On September 22, 2013, two suicide bombers carried out an attack outside the church at the end of a Sunday service, killing 127 people and injuring 170. 600 parishioners were on the front lawn of the church, having lunch, when two bombers detonated themselves, leaving the church scattered with body parts. Victims included an estimated 37 children. TTP Jundullah, linked to the Taliban, said it had carried out the attack on the Christian congregation, saying, "We will continue our attacks on non-Muslims on Pakistani land."

This was the second attack on churches in the province of Khyber Pakhtunkhwa in a year, where another church in Mardan was burnt exactly a year before this incident.

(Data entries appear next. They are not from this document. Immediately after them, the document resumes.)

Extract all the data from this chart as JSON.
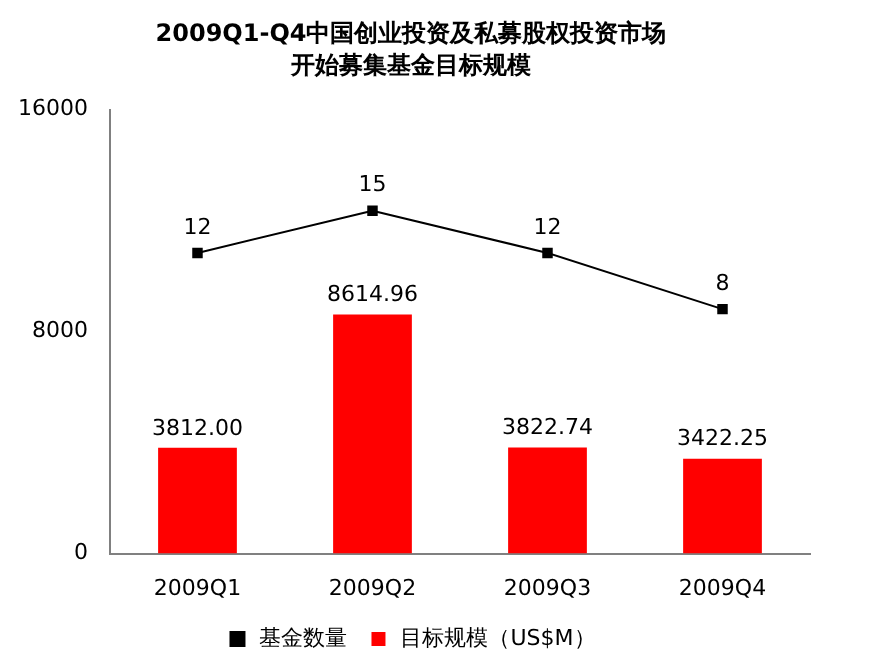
{
  "chart_data": {
    "type": "bar",
    "title": "2009Q1-Q4中国创业投资及私募股权投资市场",
    "subtitle": "开始募集基金目标规模",
    "categories": [
      "2009Q1",
      "2009Q2",
      "2009Q3",
      "2009Q4"
    ],
    "series": [
      {
        "name": "目标规模（US$M）",
        "color": "#ff0000",
        "values": [
          3812.0,
          8614.96,
          3822.74,
          3422.25
        ],
        "value_labels": [
          "3812.00",
          "8614.96",
          "3822.74",
          "3422.25"
        ]
      },
      {
        "name": "基金数量",
        "type": "line",
        "axis": "y2",
        "color": "#000000",
        "values": [
          12,
          15,
          12,
          8
        ],
        "marker": "square"
      }
    ],
    "ylim": [
      0,
      16000
    ],
    "yticks": [
      0,
      8000,
      16000
    ],
    "y2lim": [
      -9.4,
      22.2
    ],
    "grid": false,
    "legend": "bottom",
    "data_labels": true
  }
}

On January 30, 2022, two clergymen from the church were shot dead by attackers approaching on a motorcycle as they went from the church to the clergy house attached to the church. Pastor William Siraj was killed instantly and Revd. Patrick Naeem was injured and died later of his wounds. On the occasion of the killings Azad Marshall, senior Bishop of the Church of Pakistan condemned the attack and said "We demand justice and the protection of Christians by the government of Pakistan."

==Architecture==
The church is noted for its symmetry, featuring columns, oriental arches, and minarets flanking the facade and transepts. It is aligned to face Jerusalem rather than the traditional eastern orientation of European churches. The frontal facade features calligraphy in Persian, while the interior walls display texts in languages historically spoken in the city, including the English, Hebrew, Pashto, Urdu, Arabic, and Persian.

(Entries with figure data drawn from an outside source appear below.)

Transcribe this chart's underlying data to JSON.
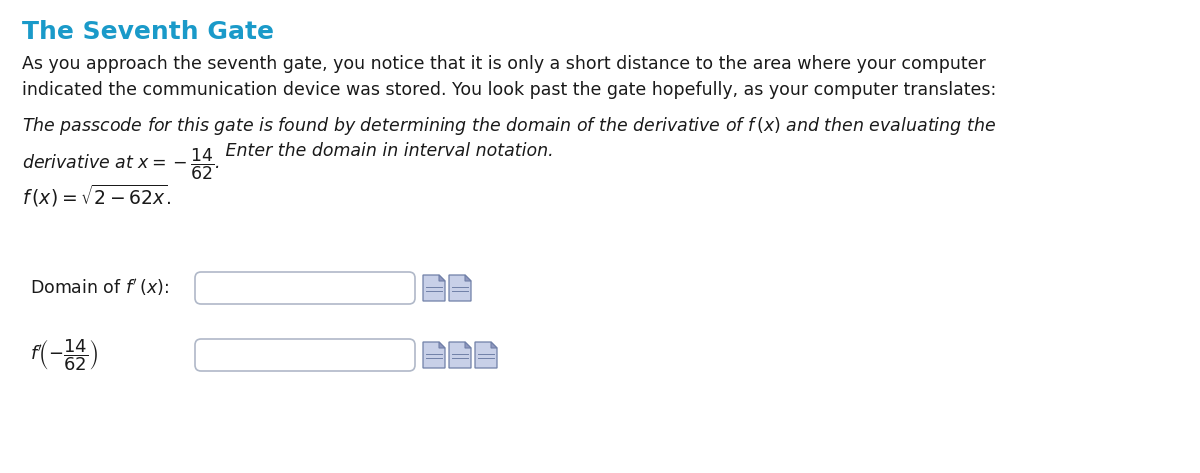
{
  "title": "The Seventh Gate",
  "title_color": "#1a9ac9",
  "title_fontsize": 18,
  "body_text": "As you approach the seventh gate, you notice that it is only a short distance to the area where your computer\nindicated the communication device was stored. You look past the gate hopefully, as your computer translates:",
  "body_fontsize": 12.5,
  "italic_line1": "The passcode for this gate is found by determining the domain of the derivative of $f\\,(x)$ and then evaluating the",
  "italic_line2a": "derivative at $x = -\\dfrac{14}{62}$.",
  "italic_line2b": " Enter the domain in interval notation.",
  "function_text": "$f\\,(x) = \\sqrt{2 - 62x}.$",
  "domain_label": "Domain of $f^{\\prime}\\,(x)$:",
  "eval_label": "$f^{\\prime}\\!\\left(-\\dfrac{14}{62}\\right)$",
  "background_color": "#ffffff",
  "text_color": "#1a1a1a",
  "box_edgecolor": "#b0b8c8",
  "box_facecolor": "#f0f2f8",
  "icon_face": "#c8d0e8",
  "icon_edge": "#7080a8",
  "icon_fold": "#9098c0"
}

The interior retains its 19th-century arrangement, with a capacity for approximately 200 worshippers. Another feature of the sanctuary is the altar screen, which showcases intricate wood carving known as pinjra-work, a craft for which Peshawar was historically famous. The brass lectern was presented as a memorial to Robert Milman, the Bishop of Calcutta.

==Memorials==
A curved passageway leads to an ambulatory behind the altar, which houses numerous white marble memorial plaques documenting the history of the mission. Notable figures commemorated include:

- Dilawar Khan: A notorious outlaw who converted to Christianity, joined the elite Corps of Guides, and died in service in 1869.
- Miss Annie Norman: The daughter of Sir Henry Norman, who died at age 27 after a year of missionary work. She is the only European buried in the native Wazirbagh Christian cemetery.
- Reverend Isidor Lowenthal: A Polish Jewish convert who believed Pashtuns were a lost tribe of Israel and dedicated his life to serving them.
- Vernon and Lilian Starr: Vernon was a martyred missionary, while his wife Lilian is celebrated for venturing into the Tribal Areas to rescue Molly Ellis, an Englishwoman kidnapped in 1923.

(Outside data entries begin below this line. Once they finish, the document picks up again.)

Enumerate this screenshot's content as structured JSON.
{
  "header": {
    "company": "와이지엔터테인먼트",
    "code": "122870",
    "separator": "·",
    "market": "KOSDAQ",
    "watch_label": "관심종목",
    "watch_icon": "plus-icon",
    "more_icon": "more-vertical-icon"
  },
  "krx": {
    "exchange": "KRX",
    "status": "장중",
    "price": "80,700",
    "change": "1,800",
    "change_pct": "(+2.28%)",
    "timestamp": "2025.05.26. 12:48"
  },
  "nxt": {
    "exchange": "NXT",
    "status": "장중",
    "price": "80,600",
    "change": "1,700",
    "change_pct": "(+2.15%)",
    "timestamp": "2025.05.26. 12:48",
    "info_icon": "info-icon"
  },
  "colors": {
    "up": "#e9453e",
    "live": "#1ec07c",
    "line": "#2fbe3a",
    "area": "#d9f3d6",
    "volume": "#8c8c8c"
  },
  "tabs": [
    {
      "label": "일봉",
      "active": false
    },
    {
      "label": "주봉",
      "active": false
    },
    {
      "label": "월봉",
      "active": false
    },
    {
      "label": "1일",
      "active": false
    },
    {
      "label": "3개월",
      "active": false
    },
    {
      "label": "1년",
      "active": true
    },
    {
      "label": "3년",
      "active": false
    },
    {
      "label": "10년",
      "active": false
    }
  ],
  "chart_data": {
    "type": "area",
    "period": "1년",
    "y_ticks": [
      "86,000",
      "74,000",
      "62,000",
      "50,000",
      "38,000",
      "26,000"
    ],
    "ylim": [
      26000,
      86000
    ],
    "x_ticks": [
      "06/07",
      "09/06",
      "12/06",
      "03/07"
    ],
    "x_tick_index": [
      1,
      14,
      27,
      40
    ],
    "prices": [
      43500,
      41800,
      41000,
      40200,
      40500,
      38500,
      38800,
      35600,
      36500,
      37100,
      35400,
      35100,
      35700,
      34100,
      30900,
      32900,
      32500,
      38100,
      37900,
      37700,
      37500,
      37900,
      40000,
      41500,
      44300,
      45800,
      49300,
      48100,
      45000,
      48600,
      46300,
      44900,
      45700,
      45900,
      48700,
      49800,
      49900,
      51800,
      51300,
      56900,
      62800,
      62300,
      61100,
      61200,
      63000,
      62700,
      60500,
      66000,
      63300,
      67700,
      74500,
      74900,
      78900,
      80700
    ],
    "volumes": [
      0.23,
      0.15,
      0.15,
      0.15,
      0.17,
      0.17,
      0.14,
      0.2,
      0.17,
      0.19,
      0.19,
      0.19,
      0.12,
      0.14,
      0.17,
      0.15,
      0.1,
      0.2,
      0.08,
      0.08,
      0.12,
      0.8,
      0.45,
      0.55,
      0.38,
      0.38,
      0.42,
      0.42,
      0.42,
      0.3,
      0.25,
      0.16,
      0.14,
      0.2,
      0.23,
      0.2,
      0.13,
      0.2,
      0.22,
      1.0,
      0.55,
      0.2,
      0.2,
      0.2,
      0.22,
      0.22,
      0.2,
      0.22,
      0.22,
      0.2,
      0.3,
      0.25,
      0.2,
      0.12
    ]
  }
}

The church also houses a Bible in Hebrew and English dated 1806. Its brass latch is engraved with "Peshawar City, Afghanistan," a relic referencing the era when Peshawar served as the winter capital of the Afghan Durrani Empire.

==Local legend==
A persistent local narrative, though absent from official church records and missionary memoirs, recounts the death of 13 Christian workers who were allegedly killed by locals while attempting to fix the cross atop the dome during construction. While likely apocryphal, workers at the site often point to marks near the cross as bullet holes to substantiate the oral tradition.